Let's not fan the flames

In 1929 – the year of the crash on Wall Street – aircraft accidents killed 61 people, i.e., one death for every 1.6 million kilometres flown.

(From "Horizons" no. 114 September 2017)​​​

The growing disapproval of the public soon led to safer flying: manufacturing and testing improved, vital systems were redundantly duplicated, and maintenance was strictly scheduled. Even psychologists helped improve pilot training by introducing flexible cockpit hierarchies, which improve the chances of survival when a captain is incapacitated. Nearly 90 years later, the rate of fatal aviation accidents is today 10,000 times lower.

It's not quite the same thing in finance. Crises continue to ravage entire nations with the same intensity. The rate of unemployment in Spain in 2012 – some 25 percent – matches that of the US in the 1930s. "There's a crisis every 10 years", overly keen economists remind us. But it's perplexing to note the fatalism of this industry, given all the time and energy it dedicates to gauging the price of the latest structured investment vehicle: the complex heart of the sector that Warren Buffett calls a "financial weapon of mass destruction".

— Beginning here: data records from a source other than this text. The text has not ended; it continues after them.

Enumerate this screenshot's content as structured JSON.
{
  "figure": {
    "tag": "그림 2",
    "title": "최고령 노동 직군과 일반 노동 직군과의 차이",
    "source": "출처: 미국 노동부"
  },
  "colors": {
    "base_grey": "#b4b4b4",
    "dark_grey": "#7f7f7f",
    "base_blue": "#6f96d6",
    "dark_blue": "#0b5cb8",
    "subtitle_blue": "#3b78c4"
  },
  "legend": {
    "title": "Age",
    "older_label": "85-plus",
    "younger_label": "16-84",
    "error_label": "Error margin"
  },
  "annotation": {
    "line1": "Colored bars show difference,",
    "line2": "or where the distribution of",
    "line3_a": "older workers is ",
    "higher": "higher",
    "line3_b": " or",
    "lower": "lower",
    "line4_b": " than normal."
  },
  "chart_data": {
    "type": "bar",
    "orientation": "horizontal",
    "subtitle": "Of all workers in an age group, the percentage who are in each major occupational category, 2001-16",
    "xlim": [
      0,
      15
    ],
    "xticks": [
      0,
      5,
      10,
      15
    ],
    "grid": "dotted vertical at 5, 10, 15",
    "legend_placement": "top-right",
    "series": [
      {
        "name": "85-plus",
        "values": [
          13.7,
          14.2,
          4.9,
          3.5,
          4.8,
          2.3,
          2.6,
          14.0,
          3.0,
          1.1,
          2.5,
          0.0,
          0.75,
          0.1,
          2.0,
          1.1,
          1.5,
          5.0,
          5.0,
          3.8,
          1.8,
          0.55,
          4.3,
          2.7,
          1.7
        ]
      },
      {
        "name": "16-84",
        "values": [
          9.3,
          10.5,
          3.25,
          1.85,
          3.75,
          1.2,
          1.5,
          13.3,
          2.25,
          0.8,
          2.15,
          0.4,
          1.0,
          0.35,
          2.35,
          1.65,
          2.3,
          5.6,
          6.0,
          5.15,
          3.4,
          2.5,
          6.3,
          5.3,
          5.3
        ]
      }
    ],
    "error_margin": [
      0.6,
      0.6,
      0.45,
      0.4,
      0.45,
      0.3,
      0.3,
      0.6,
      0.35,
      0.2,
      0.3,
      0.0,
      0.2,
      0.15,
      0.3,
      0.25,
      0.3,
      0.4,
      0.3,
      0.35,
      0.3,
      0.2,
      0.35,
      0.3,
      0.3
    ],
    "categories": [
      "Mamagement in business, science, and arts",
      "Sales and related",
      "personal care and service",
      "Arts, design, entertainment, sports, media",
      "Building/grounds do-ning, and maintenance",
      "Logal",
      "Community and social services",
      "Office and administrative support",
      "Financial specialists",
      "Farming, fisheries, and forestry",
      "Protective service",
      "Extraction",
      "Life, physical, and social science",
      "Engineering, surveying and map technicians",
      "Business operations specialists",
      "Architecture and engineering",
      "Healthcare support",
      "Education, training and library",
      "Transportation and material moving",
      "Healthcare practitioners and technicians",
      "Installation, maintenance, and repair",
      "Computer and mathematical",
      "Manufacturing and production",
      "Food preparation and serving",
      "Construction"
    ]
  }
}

Given the potentially catastrophic consequences, is it right for finance to carry on in this way? Just like aviation, economics is a science capable of advancement. It must progress first and foremost towards societal relevance, just as it must seriously render the economic system less fragile. The walls between schools of thought must be torn down, and the repeatedly exposed dogmas placed at arm's length, in particular 'efficient markets' and Homo oeconomicus, neither of which actually exist.

The challenges are enormous. We must anticipate the impact of both climate change and divestment from fossil fuel economics. There are the demographic shocks and the redistribution of global production to be absorbed. Social and environmental costs will need to be integrated into balance sheets, and alternative growth models developed for a world of finite resources. And given that certain conglomerates have become more powerful than some countries, we must also tackle tax evasion.

To bear this out, education will be critical. Universities craft the elite of tomorrow. We must work towards solving problems and not exacerbating them.